Jennifer Compton

Born in Wellington, Jennifer Compton attended drama school in Auckland for two years before going to Australia in the early seventies and attending NIDA Playwrights Studio. She began writing for ABCs soap Certain Women, moving on to radio plays that were produced in both Australia and New Zealand. The Goose's Bridle won an AWGIE award in 1976.
In 1974, Jennifer's play No Man's Land (re-titled Crossfire) was joint winner of the Newcastle Playwriting Competition. Premiering in Sydney, it had a season at Downstage Theatre, Wellington and was part of the Heartache and Sorrow Company's prize-winning season at the Edinburgh Fringe Festival in 1979.

Other stage plays include Julia's Song, Barefoot and The Big Picture which premiered at the Griffin Theatre in Sydney in 1997, was published by Currency Press, and was produced by Circa in 1998 and by the Perth Theatre Company in 2009.

Jennifer is also known as a short story writer and poet. In 1975 she won the Katherine Mansfield Award and the BNZ Award for her short story The Man Who Died Twice.
Her poetry has been published in journals in Australasia, the United Kingdom, Italy, Croatia and North America.

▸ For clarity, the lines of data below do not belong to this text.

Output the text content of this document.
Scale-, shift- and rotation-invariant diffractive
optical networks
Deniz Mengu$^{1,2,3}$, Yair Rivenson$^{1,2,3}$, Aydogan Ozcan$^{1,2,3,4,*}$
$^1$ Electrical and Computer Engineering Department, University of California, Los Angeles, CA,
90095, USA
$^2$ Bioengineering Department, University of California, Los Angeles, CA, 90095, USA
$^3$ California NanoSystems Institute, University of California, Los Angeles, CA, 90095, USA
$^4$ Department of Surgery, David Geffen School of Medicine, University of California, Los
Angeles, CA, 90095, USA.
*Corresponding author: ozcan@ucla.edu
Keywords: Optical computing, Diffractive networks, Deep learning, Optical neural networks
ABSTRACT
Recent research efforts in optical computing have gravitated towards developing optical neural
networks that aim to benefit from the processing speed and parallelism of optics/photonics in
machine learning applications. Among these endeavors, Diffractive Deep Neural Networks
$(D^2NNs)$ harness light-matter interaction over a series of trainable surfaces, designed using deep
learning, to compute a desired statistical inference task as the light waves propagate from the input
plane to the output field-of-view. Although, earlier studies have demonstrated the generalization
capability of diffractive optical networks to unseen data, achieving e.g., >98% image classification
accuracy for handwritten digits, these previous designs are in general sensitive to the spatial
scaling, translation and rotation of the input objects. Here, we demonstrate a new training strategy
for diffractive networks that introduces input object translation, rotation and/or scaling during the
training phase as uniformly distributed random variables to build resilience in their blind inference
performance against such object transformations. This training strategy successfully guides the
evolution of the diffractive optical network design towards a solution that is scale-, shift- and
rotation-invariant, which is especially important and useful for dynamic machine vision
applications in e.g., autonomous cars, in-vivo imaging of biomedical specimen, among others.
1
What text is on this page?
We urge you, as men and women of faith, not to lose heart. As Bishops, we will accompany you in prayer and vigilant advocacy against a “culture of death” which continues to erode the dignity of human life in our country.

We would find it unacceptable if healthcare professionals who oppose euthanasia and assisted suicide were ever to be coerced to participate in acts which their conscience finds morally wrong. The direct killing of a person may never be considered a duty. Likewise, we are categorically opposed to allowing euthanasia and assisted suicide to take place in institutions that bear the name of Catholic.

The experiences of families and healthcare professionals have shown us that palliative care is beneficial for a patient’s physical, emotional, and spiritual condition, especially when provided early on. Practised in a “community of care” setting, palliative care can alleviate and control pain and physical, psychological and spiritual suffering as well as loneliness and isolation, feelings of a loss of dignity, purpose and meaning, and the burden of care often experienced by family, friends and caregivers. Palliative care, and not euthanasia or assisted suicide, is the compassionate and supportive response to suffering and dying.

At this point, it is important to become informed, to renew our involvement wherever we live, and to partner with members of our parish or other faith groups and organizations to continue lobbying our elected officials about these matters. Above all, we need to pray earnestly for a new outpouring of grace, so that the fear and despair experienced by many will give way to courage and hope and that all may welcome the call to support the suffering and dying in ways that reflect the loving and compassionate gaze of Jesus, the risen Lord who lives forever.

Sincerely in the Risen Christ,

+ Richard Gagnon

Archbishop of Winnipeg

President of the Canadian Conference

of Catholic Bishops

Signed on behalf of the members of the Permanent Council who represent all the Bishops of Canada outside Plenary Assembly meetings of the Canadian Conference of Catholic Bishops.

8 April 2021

In 1995 she was awarded the NSW Writers' Fellowship by the NSW Ministry for the Arts. This was the first time that the fellowship had been awarded for poetry.

She has had residencies at the University of Canterbury, the Whiting Library Studio in Rome, Randell Cottage in Wellington and was Visiting Literary Artist at Massey University in Palmerston North.